Перевернутая карта палача — страница 55 из 80

Глаза закрылись, голодный до окоченения Ул провалился в небытие, как в прорубь. Над ледяной водой глубокого, покойного сна взблескивали алые и золотые искры. Вынырнув, Ул сразу понял, что это — по-прежнему сон, только видимый изнутри.


По другую сторону ледяного небытия стлался тёплый, парной туман, за туманом дремал зеленый луг, согретый бликами костерка. Безопасный для леса и поля огонь трепетал на каменной кладке постоянного очага, невесть когда устроенного для привалов. Кукушки считали чьи-то краткие годы… Над ними с уханьем потешался филин.

У огня сидят трое. Мужчина лет тридцати с белыми волосами и оттенком красноты в зрачках, похожий на повзрослевшего Дорна. Второй мужчина с чертами, смутно напоминающими Сэна… И Лия. Взрослая, такая красивая — ослепнуть можно, глядючи.

— Мы решили, вместе, — сказал тот, кого Ул мысленно назвал Сэном. — Мы не готовы отказаться от закона, который полагаем главным. Нельзя вмешаться в важнейшие дела со стороны. Только изнутри. Иначе правда выворачивается наизнанку. Что, собственно, и получилось.

— Всё верно и… всё глупо, — отмахнулся беловолосый, яростно полыхнул алостью взгляда. — Грядет великая беда, она сожжет миры и всколыхнет царства. Как можно уйти?

— Ты не желаешь услышать меня, — Лия тронула пальцами запястье того, кто казался похож на Дорна. — Мы так давно живём, что истрепались и лишь выглядим молодыми… Мы переменились. Может, я зря назвала это старостью души, но мы накопили слишком много и теперь смотрим на мир со стороны. Нет для нас плохих и хороших решений, злых и добрых людей, недопустимых никогда шагов… Мир приучил нас прощать и верить в исправление, пусть и нескорое. Мы такие… мягкие и отстраненные, что уже более не бойцы. Важнее и то, что мы не готовы впустить войну в наше царство. Мир не обновится, омытый в крови. Поэтому мы решили уповать на мудрость мира и смену поколений.

— У бессмертных? — с отчаянием в голосе напомнил беловолосый.

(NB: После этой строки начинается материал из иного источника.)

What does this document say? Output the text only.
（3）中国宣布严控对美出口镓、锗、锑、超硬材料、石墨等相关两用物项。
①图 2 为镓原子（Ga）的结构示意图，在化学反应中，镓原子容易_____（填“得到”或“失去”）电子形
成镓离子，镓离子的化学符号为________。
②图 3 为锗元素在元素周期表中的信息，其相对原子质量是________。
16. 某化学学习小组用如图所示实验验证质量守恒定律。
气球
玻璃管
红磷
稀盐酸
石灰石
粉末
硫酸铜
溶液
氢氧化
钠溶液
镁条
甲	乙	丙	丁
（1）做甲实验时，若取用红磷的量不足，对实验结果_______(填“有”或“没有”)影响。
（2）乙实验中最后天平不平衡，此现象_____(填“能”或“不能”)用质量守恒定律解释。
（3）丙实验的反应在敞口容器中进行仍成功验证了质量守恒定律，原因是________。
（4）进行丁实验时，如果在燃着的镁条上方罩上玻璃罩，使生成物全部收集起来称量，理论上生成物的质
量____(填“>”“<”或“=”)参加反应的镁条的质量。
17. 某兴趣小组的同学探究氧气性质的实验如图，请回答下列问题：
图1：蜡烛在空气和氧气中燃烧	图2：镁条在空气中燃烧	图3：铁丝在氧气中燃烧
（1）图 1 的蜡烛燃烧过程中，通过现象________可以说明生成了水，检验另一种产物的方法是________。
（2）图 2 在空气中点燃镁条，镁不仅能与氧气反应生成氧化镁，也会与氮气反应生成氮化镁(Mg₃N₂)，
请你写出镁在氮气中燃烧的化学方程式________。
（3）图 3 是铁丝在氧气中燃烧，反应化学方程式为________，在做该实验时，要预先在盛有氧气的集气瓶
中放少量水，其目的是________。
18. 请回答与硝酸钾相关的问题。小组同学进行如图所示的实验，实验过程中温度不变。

— Вечность — иллюзия, и создали её в первом царстве, — улыбнулся Сэн. — Отказ от пребывания в круге жизни есть отказ от жизни. Я говорил так называемой королеве… Иногда важно уйти, вернуть дары, как возвращают их все в круге жизни. Вода отдает себя траве, та жертвует животным, они — людям. Люди порой отказываются жертвовать, но с них взимают и без согласия. Мы тем более должники, нам слишком много дано.

— Хватит мудровать, — зарычал беловолосый. — Мой мир гибнет, я знаю вашу силу и знаю, что однажды окажусь с ножом в спине без лекаря, способного помочь, потому что верю с давних пор лишь одному и не согласен даже обратиться к иным.

Беловолосый тоскливо глянул на женщину и отвернулся. Она виновато всплеснула руками, погладила широкое плечо, заботливо заправила за ухо прядь белых волос.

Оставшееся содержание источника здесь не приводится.